Then we have to mount the newly created filesystem. Since the new filesystem is inside a regular file, the "loopback device" must be compiled in the kernel to mount it. If your kernel (not the created kernel, but your system kernel) do not have it, then recompile it. You have to say (Y)es (or (M)odule) to the question:
Loopback device support (CONFIG_BLK_DEV_LOOP) [M/n/y/?]when configuring the kernel. Notice that you are recompiling YOUR normal kernel, not the floppy kernel, so you have to include all the drivers and utilities you already have. If you have compiled the loopback device as a module do not forget to install it (modprobe loop).
mount -t ext2 DEVICE /mntIf the mount program complains, try the following:
mount -o loop -t ext2 DEVICE /mnt
Now you have to copy all of the files that you need to your newly created filesystem. First, cd to /mnt.

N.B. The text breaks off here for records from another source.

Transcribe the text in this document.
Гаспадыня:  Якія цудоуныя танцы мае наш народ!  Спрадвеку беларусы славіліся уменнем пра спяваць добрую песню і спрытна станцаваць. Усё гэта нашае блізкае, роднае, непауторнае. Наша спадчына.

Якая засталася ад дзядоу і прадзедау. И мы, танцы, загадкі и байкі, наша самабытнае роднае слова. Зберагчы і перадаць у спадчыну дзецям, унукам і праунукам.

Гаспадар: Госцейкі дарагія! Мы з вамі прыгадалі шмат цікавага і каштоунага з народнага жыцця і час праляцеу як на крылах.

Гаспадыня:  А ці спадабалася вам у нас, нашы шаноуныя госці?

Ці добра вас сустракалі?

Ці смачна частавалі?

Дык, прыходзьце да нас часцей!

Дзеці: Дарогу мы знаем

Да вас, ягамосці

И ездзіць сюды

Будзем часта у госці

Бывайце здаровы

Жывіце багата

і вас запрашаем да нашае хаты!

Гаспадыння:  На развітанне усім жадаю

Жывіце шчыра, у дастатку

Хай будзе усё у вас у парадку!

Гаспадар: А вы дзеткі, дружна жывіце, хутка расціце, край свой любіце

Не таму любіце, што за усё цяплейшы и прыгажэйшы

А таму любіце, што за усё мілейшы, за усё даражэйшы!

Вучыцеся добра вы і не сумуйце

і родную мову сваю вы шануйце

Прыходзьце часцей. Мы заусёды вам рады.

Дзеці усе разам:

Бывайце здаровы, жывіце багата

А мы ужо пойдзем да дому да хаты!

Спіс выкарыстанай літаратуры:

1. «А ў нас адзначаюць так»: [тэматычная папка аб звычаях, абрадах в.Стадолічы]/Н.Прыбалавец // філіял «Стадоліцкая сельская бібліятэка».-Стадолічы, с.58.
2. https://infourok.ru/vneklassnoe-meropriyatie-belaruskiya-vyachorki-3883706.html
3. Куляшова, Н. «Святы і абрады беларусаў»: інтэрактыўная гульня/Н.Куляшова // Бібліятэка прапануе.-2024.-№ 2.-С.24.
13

Create the following directories:
/dev /proc /etc /bin /lib /mnt /usr
Let's take care of the files in /dev by typing the following:
cp -dpR /dev /mnt/dev
If you run out of inodes, go to /mnt/dev and delete the device files that you don't need. Having completed copying the files necessary for /dev, let's move on to /etc. To be safe, copy all of the files from /etc to /mnt:
cp -dpR /etc /mnt/etc
Then copy everything in the /lib directory to /mnt:
cp -dpR /lib /mnt/lib
For /bin, copy only the things that you think you need to /mnt.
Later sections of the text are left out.